洗濯機を回して、彼女は洗い物が溜まったシンクをやっつけると言い出した。僕はその隙にコソコソと部屋を片付け、布団を干した。
彼女は台所をあっという間にきれいにしてしまうと、持ってきたヤカンでお湯を沸かし始める。僕の家にはヤカンもポットもないから。
気づくと洗濯機の表示には、終了まで残り10分。
片付け終えた僕はスッキリとした気分だ。
「終わるまで少し休もうか」
「じゃあ飲む?」
キッチンにいた彼女がカバンから取り出したのは、スティックタイプのインスタントのコーヒーだった。
「飲む」
僕の答えに、彼女は弾けるように笑った。

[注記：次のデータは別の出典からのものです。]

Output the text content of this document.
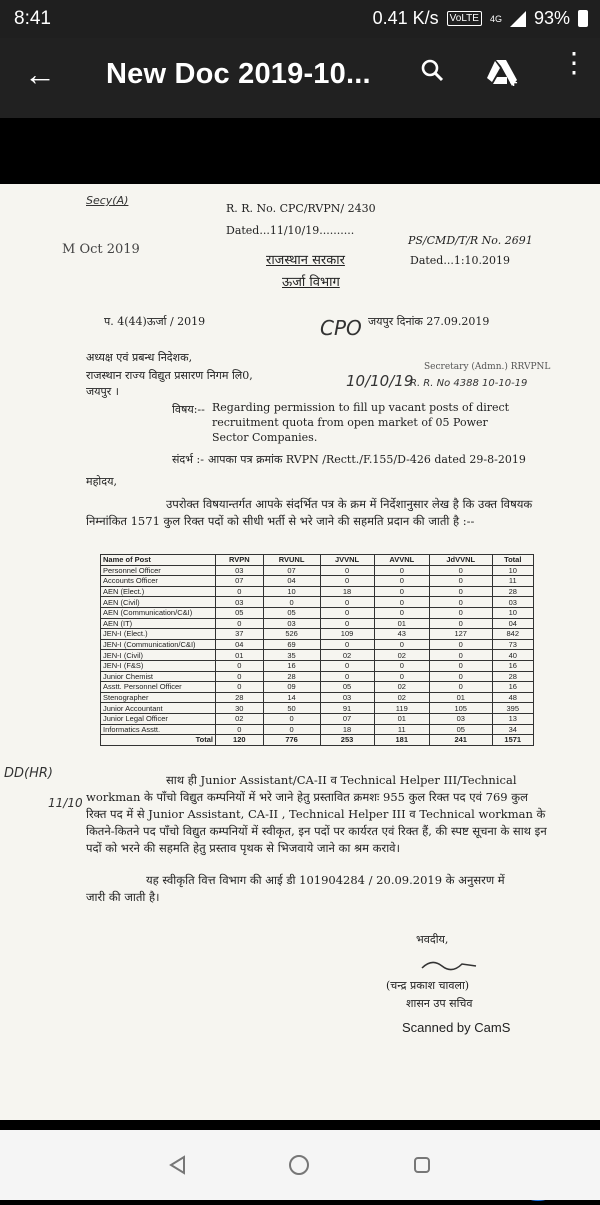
8:41	0.41 K/s	VoLTE	4G 93%
← New Doc 2019-10...	+
⋮
Secy(A)
R. R. No. CPC/RVPN/ 2430
Dated...11/10/19..........
M Oct 2019
PS/CMD/T/R No. 2691
Dated...1:10.2019
राजस्थान सरकार
ऊर्जा विभाग
प. 4(44)ऊर्जा / 2019	जयपुर दिनांक 27.09.2019
CPO
अध्यक्ष एवं प्रबन्ध निदेशक,
राजस्थान राज्य विद्युत प्रसारण निगम लि0,
जयपुर ।
10/10/19
Secretary (Admn.) RRVPNL
R. R. No 4388 10-10-19
विषय:-- Regarding permission to fill up vacant posts of direct recruitment quota from open market of 05 Power Sector Companies.
संदर्भ :- आपका पत्र क्रमांक RVPN /Rectt./F.155/D-426 dated 29-8-2019
महोदय,
उपरोक्त विषयान्तर्गत आपके संदर्भित पत्र के क्रम में निर्देशानुसार लेख है कि उक्त विषयक निम्नांकित 1571 कुल रिक्त पदों को सीधी भर्ती से भरे जाने की सहमति प्रदान की जाती है :--
Name of Post	RVPN	RVUNL	JVVNL	AVVNL	JdVVNL	Total
Personnel Officer	03	07	0	0	0	10
Accounts Officer	07	04	0	0	0	11
AEN (Elect.)	0	10	18	0	0	28
AEN (Civil)	03	0	0	0	0	03
AEN (Communication/C&I)	05	05	0	0	0	10
AEN (IT)	0	03	0	01	0	04
JEN-I (Elect.)	37	526	109	43	127	842
JEN-I (Communication/C&I)	04	69	0	0	0	73
JEN-I (Civil)	01	35	02	02	0	40
JEN-I (F&S)	0	16	0	0	0	16
Junior Chemist	0	28	0	0	0	28
Asstt. Personnel Officer	0	09	05	02	0	16
Stenographer	28	14	03	02	01	48
Junior Accountant	30	50	91	119	105	395
Junior Legal Officer	02	0	07	01	03	13
Informatics Asstt.	0	0	18	11	05	34
Total	120	776	253	181	241	1571
DD(HR)
11/10
साथ ही Junior Assistant/CA-II व Technical Helper III/Technical workman के पाँचो विद्युत कम्पनियों में भरे जाने हेतु प्रस्तावित क्रमशः 955 कुल रिक्त पद एवं 769 कुल रिक्त पद में से Junior Assistant, CA-II , Technical Helper III व Technical workman के कितने-कितने पद पाँचो विद्युत कम्पनियों में स्वीकृत, इन पदों पर कार्यरत एवं रिक्त हैं, की स्पष्ट सूचना के साथ इन पदों को भरने की सहमति हेतु प्रस्ताव पृथक से भिजवाये जाने का श्रम करावे।
यह स्वीकृति वित्त विभाग की आई डी 101904284 / 20.09.2019 के अनुसरण में जारी की जाती है।
भवदीय,
(चन्द्र प्रकाश चावला)
शासन उप सचिव
Scanned by CamS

それからマグカップにコポコポと音を立ててお湯を注ぎ、くるくるとスプーンで混ぜてコーヒーを完成させる。
「はい」
マグカップを渡され、僕は「ありがとう」と言って受け取る。
「何に怒っていたかわかったよ」
彼女の話を聞いていなかった。自分がしたいことを押し付けていたんだ。
「もう怒ってない」
彼女はうつむく。
「私は甘えている。クイズに付き合ってくれるって知ってて付き合わせた」
コーヒーを一口飲むと、彼女は僕から目をそらした。
「仕事で嫌なことがあって、ここ最近この世の全てが敵に見えてて」
「何があったの?」
「後輩を強く叱っちゃって。そしたら全人類にモラハラ女って責められている気がしている」
「飛躍し過ぎだよ」
「職場の人には避けらている。叱った後輩とは今まで通りだけど、不安で。ーーでも、ちゃんと味方がいた」
「誰?」
「二人で出かけようって。9時にむかえにいくって。連絡をくれたでしょ?」
「僕なの?」
誕生日を間違えるような僕が?
「味方がいるって奇跡だね。ありがとう」
彼女の柔らかな笑顔に僕はまた心を奪われた。
「チョコ食べる?」
誤魔化すように訊ねる。さっきヤカンに入っていたチョコレートだ。
「食べる」
彼女は嬉しそうに受け取った。
洗濯が終わるまでの10分間。僕は気づく。ただ、彼女のそばにいたい。それは燃えるような恋じゃない。でも、もう一度恋に落ちた。穏やかで、在り来りで、かけがいのない恋だ。
窓から射し込む光に包まれて、僕らは片付いた部屋でコーヒーを飲み、チョコレートを食べた。
冬の日差しは透明で高潔な気がする。温かさの中にある芯強さは、彼女に似ている。
「そろそろ洗濯が終わるね」
立ち上がって窓を開けると、冷たい空気が流れ込み、甘い香りと混じり合う。それは彼女みたいに凛として、優しい冬の匂いだった。